As an example, some of the Gods and spirits I work with call me ‘little bird’. It’s a diminutive, conveying Their affection. But it also conveys a lot of other things regarding my self, my spirit body, my relationships with certain Gods… So when a God or spirit says that to me, it carries meaning that it would not for another person. Someone reading a journey of mine where I am called such a thing will bring their own ideas of what the nickname means that may or may not align with how I experience it during journeys.
Metaphors, Layers, Symbols
This, perhaps, is what makes interpreting and extrapolating information from journeys so difficult. I am of the belief that we bring all of ourselves when we journey (and when we pray, and hold ritual, and so on). What we see and experience during journeys is mystical and, ideally, true spirit connection, but it is through ourselves we process it all. All our traumas and complexes. All of our hopes and desires. Our own cultural conditioning. Our expectations and fears. The entirety of who we are both allows us to connect to the spirits and obfuscates their messages.
After all, what does the recurrence of, say, the color red in a journey mean?
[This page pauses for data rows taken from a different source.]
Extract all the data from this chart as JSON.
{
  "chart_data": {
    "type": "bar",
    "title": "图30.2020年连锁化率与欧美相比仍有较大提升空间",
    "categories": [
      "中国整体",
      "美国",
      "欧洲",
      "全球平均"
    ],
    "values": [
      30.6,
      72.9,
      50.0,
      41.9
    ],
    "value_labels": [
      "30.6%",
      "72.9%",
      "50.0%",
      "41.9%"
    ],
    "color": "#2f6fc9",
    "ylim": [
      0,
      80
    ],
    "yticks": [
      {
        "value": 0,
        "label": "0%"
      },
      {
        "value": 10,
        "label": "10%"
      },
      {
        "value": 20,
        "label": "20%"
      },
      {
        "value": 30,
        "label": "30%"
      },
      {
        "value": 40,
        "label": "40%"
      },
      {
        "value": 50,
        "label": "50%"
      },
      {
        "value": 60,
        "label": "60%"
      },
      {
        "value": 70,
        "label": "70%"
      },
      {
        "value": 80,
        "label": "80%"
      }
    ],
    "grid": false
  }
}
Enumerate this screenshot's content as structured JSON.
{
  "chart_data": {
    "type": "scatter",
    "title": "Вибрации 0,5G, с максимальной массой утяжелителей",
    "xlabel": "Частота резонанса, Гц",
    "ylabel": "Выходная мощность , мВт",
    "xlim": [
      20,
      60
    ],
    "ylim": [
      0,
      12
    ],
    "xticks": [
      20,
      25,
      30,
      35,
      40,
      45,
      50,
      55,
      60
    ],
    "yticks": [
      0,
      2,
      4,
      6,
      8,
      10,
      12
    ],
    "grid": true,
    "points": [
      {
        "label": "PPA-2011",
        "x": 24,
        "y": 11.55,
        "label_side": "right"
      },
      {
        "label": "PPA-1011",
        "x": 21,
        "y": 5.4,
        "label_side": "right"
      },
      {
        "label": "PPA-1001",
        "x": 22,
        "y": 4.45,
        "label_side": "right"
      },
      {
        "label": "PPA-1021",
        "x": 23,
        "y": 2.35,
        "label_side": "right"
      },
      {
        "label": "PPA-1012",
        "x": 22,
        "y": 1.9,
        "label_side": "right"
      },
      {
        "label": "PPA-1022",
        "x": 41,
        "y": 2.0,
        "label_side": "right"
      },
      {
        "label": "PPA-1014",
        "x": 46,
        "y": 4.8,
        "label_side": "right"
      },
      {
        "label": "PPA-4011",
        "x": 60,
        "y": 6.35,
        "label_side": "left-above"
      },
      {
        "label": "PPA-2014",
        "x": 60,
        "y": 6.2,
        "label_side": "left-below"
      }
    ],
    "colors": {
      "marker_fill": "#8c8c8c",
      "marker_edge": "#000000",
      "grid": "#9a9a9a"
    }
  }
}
Well…that depends, doesn’t it, on what the culture you are raised in thinks of ‘red’. What does the appearance of a dragon in a journey mean? Or an ocean, or a river, or a forest? Foxes, or wolves, or cats? What of a divine figure and their appearance? What might it all mean?
Dreams and journeys are not so different, in that they are symbol upon symbol. Even when one has struck to the clearest journey, the clearest meaning one can find, our own perception impacts the symbols we see. Revelation as striking and true as an arrow might occur during a journey, yes, but often these revelations will not hold as much truth outside of the one who experienced the journey.
This is why I prefer to record my journeys in the style I do. It allows the freedom to capture the heart of the journey I experienced. But one should always strive to capture their journeys in the way that suits them and their Gods the best.
With the amount of journeying and praying and other nonsense I do, I’m able to tease out the symbols I feel resonate strongest with the spirits I work with. And since these are new spirits, new Gods, I have to tease out those symbols and associations. People working with older deities, historical deities with established symbology and mythology, have that to draw upon. I often feel rather as if I am in a workshop shoddily piecing together a poorly-built birdhouse. I hammer a piece in – like, ‘Aster is a fire spirit’ or ‘the Laetha is a god of destruction’ – and really, really hope I get it right.
I have to separate as much of myself, my own symbols and meanings, from the symbols that might resonate with others. With a broader group of people. And it’s an impossible task. No matter how much I try to strip myself out of the journeys, no matter how much I try to focus on just the Gods and spirits themselves, I am there. My own biases, my own fears, my own desires. It is impossible to untangle.